Terrorist attacks have become a common everyday problem. Thus, an international legal body which can hold perpetrators accountable is direly needed. Therefore, the importance of a binding UN Security Council Resolution is strongly felt, such as the ones which established the ad hoc Tribunals for the former Yugoslavia and for Rwanda, to establish an international court against terrorism. Any binding document of the United Nations, or any international treaty, should insert a definition of terrorism that is broad enough to leave space for interpretation to such a Court. The Court should not only be independent from any external influences, but should also be able to judge acts of terrorism case by case, to impartially decide whether an act falls under the general crime of terrorism. This way, this Court would be able to try not only ISIS militants, but all terrorists in general, through cooperation with national courts of third countries and with the International Criminal Court.

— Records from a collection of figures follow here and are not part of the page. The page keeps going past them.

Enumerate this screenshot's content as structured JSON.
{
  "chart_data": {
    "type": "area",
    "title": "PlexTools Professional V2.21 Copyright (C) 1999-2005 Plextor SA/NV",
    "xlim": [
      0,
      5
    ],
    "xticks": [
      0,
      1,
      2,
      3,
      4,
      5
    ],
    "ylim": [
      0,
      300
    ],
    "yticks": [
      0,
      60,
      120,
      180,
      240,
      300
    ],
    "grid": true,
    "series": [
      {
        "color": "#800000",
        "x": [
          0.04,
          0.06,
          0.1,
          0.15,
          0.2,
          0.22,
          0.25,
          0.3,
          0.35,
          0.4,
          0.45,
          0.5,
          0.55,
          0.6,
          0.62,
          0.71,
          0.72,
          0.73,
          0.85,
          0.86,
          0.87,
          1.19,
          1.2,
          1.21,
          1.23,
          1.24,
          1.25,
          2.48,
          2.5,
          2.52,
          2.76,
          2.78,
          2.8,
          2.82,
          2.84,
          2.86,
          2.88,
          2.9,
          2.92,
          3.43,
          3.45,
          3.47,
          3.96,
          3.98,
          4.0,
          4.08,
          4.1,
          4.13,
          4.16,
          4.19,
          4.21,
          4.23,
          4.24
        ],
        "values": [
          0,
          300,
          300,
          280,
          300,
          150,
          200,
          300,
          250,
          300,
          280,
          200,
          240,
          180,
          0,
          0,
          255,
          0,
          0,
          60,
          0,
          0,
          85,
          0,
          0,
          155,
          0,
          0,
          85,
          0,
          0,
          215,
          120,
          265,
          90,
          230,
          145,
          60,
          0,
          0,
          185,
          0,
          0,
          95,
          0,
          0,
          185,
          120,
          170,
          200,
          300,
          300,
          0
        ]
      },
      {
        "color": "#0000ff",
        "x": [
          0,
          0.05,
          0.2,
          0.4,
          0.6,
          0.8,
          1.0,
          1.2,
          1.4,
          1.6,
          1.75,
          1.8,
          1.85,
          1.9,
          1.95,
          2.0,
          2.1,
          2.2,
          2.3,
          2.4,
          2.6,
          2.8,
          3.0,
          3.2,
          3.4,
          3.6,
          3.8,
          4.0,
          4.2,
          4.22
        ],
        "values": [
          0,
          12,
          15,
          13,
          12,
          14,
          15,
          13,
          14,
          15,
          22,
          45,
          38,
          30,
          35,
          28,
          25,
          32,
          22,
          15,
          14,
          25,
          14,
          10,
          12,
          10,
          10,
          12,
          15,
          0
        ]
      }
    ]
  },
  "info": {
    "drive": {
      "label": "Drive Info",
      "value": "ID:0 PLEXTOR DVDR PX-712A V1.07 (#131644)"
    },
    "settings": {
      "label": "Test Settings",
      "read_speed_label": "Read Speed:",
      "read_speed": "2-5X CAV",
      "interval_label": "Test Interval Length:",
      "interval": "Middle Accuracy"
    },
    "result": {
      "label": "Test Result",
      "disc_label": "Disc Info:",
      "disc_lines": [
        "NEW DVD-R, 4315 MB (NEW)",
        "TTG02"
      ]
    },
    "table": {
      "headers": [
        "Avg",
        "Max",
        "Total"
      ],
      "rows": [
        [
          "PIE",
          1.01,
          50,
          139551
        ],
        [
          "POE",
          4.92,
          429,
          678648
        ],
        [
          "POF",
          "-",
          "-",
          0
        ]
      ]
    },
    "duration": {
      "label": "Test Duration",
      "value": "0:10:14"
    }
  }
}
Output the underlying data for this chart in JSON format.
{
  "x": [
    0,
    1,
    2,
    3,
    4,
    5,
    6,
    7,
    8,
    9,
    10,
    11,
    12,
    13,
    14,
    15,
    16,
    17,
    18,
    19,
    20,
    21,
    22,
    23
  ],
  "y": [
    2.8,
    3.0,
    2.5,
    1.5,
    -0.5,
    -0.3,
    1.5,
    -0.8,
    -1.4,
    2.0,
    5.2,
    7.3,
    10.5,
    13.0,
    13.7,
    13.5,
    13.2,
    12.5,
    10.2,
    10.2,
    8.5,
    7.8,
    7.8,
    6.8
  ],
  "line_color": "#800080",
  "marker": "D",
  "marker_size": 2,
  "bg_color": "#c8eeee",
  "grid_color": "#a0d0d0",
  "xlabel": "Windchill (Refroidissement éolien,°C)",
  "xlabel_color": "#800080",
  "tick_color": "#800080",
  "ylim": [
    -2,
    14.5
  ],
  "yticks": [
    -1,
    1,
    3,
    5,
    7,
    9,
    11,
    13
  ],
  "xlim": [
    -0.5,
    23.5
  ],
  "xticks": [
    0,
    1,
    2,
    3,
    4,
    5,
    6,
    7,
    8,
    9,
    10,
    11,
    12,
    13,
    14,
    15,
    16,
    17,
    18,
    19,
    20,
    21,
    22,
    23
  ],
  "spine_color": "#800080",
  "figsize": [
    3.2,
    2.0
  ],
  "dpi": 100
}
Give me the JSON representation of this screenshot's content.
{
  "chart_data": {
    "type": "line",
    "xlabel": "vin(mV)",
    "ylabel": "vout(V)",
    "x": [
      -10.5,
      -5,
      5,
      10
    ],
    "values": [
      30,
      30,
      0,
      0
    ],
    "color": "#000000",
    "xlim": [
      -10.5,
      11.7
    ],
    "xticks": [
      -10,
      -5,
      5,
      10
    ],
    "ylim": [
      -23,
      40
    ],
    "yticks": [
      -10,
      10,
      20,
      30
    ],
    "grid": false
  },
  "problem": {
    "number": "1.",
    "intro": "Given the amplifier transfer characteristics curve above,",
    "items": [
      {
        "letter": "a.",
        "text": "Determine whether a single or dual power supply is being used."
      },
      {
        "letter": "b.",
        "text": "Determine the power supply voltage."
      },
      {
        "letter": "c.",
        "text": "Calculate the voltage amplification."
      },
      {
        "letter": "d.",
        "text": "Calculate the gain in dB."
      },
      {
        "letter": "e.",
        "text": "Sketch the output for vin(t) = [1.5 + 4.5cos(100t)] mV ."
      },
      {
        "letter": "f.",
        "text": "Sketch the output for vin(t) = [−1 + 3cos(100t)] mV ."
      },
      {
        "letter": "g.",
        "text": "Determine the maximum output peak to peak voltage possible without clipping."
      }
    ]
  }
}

GICJ’s Appeals to the Secretary-General, the High Commissioner, and the International Community
In its urgent appeal to the Secretary-General, GICJ urgently called for the Mandate of the Investigative Team to cover all the crimes committed in Iraq by ISIS and all other actors, especially the militia. The tribunal to be established should play the role of independent and impartial judge of crimes committed by terrorist groups, with a mandate to prosecute any terrorist acts. In its urgent appeal to the High Commissioner, GICJ called upon Mr. Zeid Ra'ad Al Hussein to employ his good offices with the Secretary-General to encourage the efforts to render the Mandate inclusive.

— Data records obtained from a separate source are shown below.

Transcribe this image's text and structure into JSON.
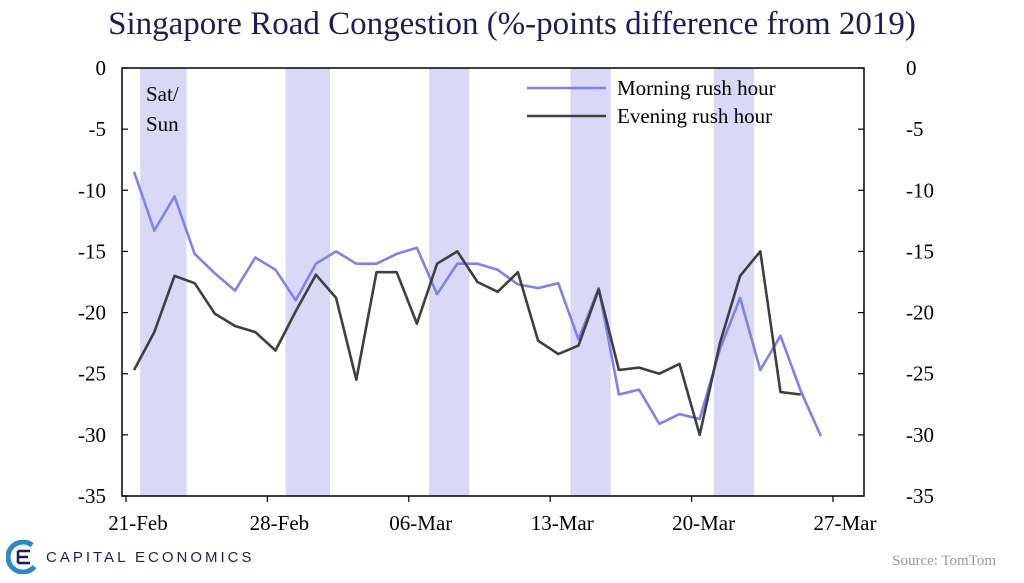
{
  "chart_data": {
    "type": "line",
    "title": "Singapore Road Congestion (%-points difference from 2019)",
    "xlabel": "",
    "ylabel": "",
    "ylim": [
      -35,
      0
    ],
    "yticks": [
      0,
      -5,
      -10,
      -15,
      -20,
      -25,
      -30,
      -35
    ],
    "xlim": [
      0,
      35
    ],
    "xticks": [
      {
        "value": 0,
        "label": "21-Feb"
      },
      {
        "value": 7,
        "label": "28-Feb"
      },
      {
        "value": 14,
        "label": "06-Mar"
      },
      {
        "value": 21,
        "label": "13-Mar"
      },
      {
        "value": 28,
        "label": "20-Mar"
      },
      {
        "value": 35,
        "label": "27-Mar"
      }
    ],
    "weekend_bands": [
      [
        0.7,
        3.0
      ],
      [
        7.9,
        10.1
      ],
      [
        15.0,
        17.0
      ],
      [
        22.0,
        24.0
      ],
      [
        29.1,
        31.1
      ]
    ],
    "weekend_label": [
      "Sat/",
      "Sun"
    ],
    "series": [
      {
        "name": "Morning rush hour",
        "color": "#8080f0",
        "x": [
          0.4,
          1.4,
          2.4,
          3.4,
          4.4,
          5.4,
          6.4,
          7.4,
          8.4,
          9.4,
          10.4,
          11.4,
          12.4,
          13.4,
          14.4,
          15.4,
          16.4,
          17.4,
          18.4,
          19.4,
          20.4,
          21.4,
          22.4,
          23.4,
          24.4,
          25.4,
          26.4,
          27.4,
          28.4,
          29.4,
          30.4,
          31.4,
          32.4,
          33.4,
          34.4
        ],
        "values": [
          -8.5,
          -13.3,
          -10.5,
          -15.2,
          -16.8,
          -18.2,
          -15.5,
          -16.5,
          -19,
          -16,
          -15,
          -16,
          -16,
          -15.2,
          -14.7,
          -18.5,
          -16,
          -16,
          -16.5,
          -17.7,
          -18.0,
          -17.6,
          -22.2,
          -18.0,
          -26.7,
          -26.3,
          -29.1,
          -28.3,
          -28.7,
          -23.0,
          -18.8,
          -24.7,
          -21.9,
          -26.4,
          -30.1
        ]
      },
      {
        "name": "Evening rush hour",
        "color": "#3f3f3f",
        "x": [
          0.4,
          1.4,
          2.4,
          3.4,
          4.4,
          5.4,
          6.4,
          7.4,
          8.4,
          9.4,
          10.4,
          11.4,
          12.4,
          13.4,
          14.4,
          15.4,
          16.4,
          17.4,
          18.4,
          19.4,
          20.4,
          21.4,
          22.4,
          23.4,
          24.4,
          25.4,
          26.4,
          27.4,
          28.4,
          29.4,
          30.4,
          31.4,
          32.4,
          33.4
        ],
        "values": [
          -24.7,
          -21.6,
          -17.0,
          -17.6,
          -20.1,
          -21.1,
          -21.6,
          -23.1,
          -19.9,
          -16.9,
          -18.8,
          -25.5,
          -16.7,
          -16.7,
          -20.9,
          -16.0,
          -15.0,
          -17.5,
          -18.3,
          -16.7,
          -22.3,
          -23.4,
          -22.7,
          -18.1,
          -24.7,
          -24.5,
          -25.0,
          -24.2,
          -30.0,
          -22.5,
          -17.0,
          -15.0,
          -26.5,
          -26.7
        ]
      }
    ]
  },
  "source": "Source: TomTom",
  "logo": {
    "text": "CAPITAL ECONOMICS"
  }
}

GICJ reckoned that, on the contrary of what is stated in Resolution No. 2379, it would be impossible for this independent tribunal to work in cooperation with national courts, and to complement investigations carried out by Iraqi authorities. While the High Commissioner has called on the Iraqi government to establish a special judicial oversight body to make recommendations on legal reforms allowing for due process and fair trial standards, GICJ noted that it is very unlikely that such a body would be able to strengthen or change Iraq’s judicial system in a timely manner, due to existing corruption in the entire system.

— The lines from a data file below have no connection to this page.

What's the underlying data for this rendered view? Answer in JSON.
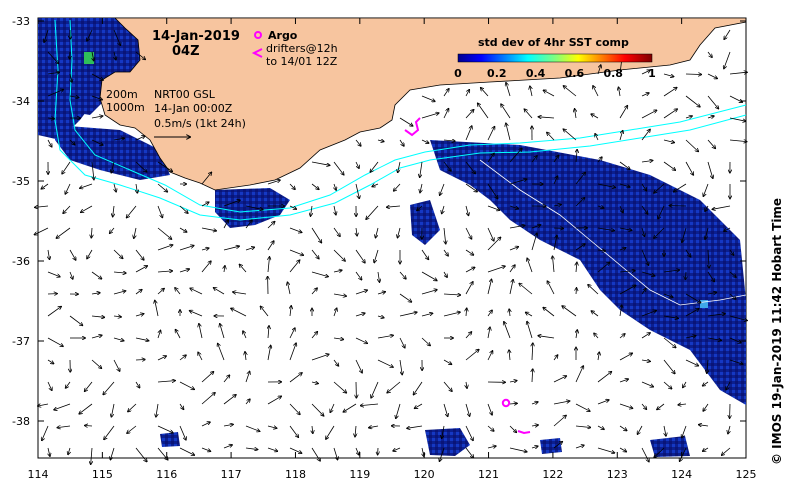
{
  "title": {
    "date": "14-Jan-2019",
    "hour": "04Z"
  },
  "legend": {
    "argo_label": "Argo",
    "drifters_label": "drifters@12h",
    "drifters_period": "to 14/01 12Z",
    "argo_color": "#ff00ff",
    "drifter_color": "#ff00ff"
  },
  "isobaths": {
    "shallow": "200m",
    "deep": "1000m",
    "color": "#00ffff"
  },
  "current_info": {
    "product": "NRT00 GSL",
    "time": "14-Jan 00:00Z",
    "scale": "0.5m/s (1kt 24h)"
  },
  "colorbar": {
    "title": "std dev of 4hr SST comp",
    "ticks": [
      "0",
      "0.2",
      "0.4",
      "0.6",
      "0.8",
      "1"
    ]
  },
  "axes": {
    "x_ticks": [
      "114",
      "115",
      "116",
      "117",
      "118",
      "119",
      "120",
      "121",
      "122",
      "123",
      "124",
      "125"
    ],
    "y_ticks": [
      "-33",
      "-34",
      "-35",
      "-36",
      "-37",
      "-38"
    ]
  },
  "credit": "© IMOS 19-Jan-2019 11:42 Hobart Time",
  "colors": {
    "land": "#f7c59f",
    "sst_low": "#0a1a8c",
    "sst_mid": "#1d4fd6"
  }
}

We therefore called for the High Commissioner’s support for the inclusivity of the Mandate of the Investigative Team, made up of independent judges, which can guarantee fair trials and put an end to impunity. We emphasized that the most pressing priority at the moment must be to adopt necessary measures as soon as possible to ensure the protection of civilians.
In the past, GICJ has repeatedly appealed to the United Nations, to ask that impunity be fought and to ensure that the crimes committed by all actors to the conflict, including the militia, are finally brought to an end. Therefore, since the organization has more than once asked for independent and impartial investigations to be brought on, an international court against terrorism appears to be the best solution. For this reason, GICJ urges the UN to take into account all of the evidence that has been brought to their attention over the years, to work at creating an international legal body which can ensure accountability for acts committed by ISIS and all other terrorist groups in Iraq.